Der Vogel war verstummt, und das Plärren des Radios hatte aufgehört. Das einzige Geräusch war das Schnurren der Autoreifen auf dem nassen Asphalt der Straße hinter den Häusern. Die mondlose Dunkelheit umhüllte ihn wie ein nasser erstickender Mantel, und ihn überkam das Gefühl, allein zu sein auf einer Welt ohne Menschen, als einziger zurückgeblieben auf einem Planeten, auf dem alles Leben erstorben war. Sein Mund füllte sich mit schaumigem Speichel, doch er war nicht fähig, ihn hinunter zu schlucken, und er rann über sein stoppliges, seit zwei Tagen unrasiertes Kinn. Es kam sich vor wie ein sabbernder Idiot, doch es machte ihm nichts aus. Sein Magen war eine Grube voll Eis, und die Kälte breitete sich von ihm über seinen ganzen Körper aus, kroch den Rücken hinauf und ließ seine Glieder starr und steif werden.
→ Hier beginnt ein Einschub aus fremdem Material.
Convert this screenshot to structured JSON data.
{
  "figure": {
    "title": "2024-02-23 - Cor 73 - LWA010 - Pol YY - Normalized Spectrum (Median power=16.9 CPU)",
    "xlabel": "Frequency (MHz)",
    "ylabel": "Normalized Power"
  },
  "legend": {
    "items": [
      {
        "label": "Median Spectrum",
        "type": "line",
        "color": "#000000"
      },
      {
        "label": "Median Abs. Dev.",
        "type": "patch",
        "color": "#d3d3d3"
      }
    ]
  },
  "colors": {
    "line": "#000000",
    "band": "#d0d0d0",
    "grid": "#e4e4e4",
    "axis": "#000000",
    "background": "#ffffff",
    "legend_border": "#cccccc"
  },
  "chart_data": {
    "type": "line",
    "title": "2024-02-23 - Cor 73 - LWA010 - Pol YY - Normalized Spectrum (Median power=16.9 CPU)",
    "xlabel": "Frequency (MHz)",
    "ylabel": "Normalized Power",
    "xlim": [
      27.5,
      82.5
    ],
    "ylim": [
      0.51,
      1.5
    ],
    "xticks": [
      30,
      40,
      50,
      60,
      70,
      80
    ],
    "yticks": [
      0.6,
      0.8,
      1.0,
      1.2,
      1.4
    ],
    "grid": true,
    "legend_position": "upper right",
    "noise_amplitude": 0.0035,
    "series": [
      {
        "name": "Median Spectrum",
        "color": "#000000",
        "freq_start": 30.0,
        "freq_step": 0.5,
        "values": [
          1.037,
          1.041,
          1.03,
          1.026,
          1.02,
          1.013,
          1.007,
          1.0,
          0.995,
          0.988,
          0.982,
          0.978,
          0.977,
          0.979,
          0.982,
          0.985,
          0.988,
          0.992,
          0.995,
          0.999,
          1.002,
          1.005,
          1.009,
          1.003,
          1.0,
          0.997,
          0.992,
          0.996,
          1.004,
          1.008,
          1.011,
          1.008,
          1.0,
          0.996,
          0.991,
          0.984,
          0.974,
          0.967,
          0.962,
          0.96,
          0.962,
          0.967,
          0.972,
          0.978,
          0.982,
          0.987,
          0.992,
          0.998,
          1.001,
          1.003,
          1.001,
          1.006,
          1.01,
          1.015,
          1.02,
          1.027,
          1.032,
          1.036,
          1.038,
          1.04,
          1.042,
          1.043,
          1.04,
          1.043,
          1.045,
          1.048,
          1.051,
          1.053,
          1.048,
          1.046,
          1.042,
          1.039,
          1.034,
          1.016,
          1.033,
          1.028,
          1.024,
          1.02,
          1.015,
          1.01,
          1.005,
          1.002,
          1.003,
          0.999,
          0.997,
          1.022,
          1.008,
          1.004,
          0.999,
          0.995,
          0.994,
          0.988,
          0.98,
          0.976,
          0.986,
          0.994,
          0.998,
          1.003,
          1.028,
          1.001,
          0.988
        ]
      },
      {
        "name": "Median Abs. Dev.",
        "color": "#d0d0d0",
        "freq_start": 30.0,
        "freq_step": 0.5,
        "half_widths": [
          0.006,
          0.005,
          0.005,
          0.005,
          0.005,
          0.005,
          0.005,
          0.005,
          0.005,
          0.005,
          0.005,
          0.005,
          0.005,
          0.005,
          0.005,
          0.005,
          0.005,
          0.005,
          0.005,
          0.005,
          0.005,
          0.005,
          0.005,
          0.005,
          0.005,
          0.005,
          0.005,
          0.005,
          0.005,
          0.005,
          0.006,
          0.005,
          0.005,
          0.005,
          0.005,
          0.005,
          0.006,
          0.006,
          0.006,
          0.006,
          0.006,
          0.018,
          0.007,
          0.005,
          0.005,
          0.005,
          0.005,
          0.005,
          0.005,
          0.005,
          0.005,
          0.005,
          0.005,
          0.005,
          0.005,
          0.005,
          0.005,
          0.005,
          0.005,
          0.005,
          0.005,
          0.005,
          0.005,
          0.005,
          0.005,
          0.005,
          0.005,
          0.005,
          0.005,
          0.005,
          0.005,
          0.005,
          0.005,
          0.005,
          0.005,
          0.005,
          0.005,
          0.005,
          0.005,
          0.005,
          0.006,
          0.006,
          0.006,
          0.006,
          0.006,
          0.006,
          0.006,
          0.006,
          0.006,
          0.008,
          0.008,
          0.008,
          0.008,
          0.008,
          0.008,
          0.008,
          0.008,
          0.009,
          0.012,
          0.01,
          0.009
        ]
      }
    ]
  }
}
Mit einer Gleichgültigkeit, die ihm selbst unerklärlich war, ließ er zu, daß diese Starre ganz von ihm Besitz nahm, und als er aufhörte, sich gegen den Tod zu wehren – er war es, dessen war er sicher –, ergriff ihn plötzlich ein Gefühl schwebender Leichtigkeit, dem er sich ganz hinzugeben vermochte. Jeder Sinn für Zeit und Raum schwand, und als die Kirchturmuhr die volle Stunde schlug und ihr Dröhnen seinen Kopf füllte und ihn wieder zu sich kommen ließ, wußte er nicht, wie lange dieser Zustand völliger Leere gedauert hatte.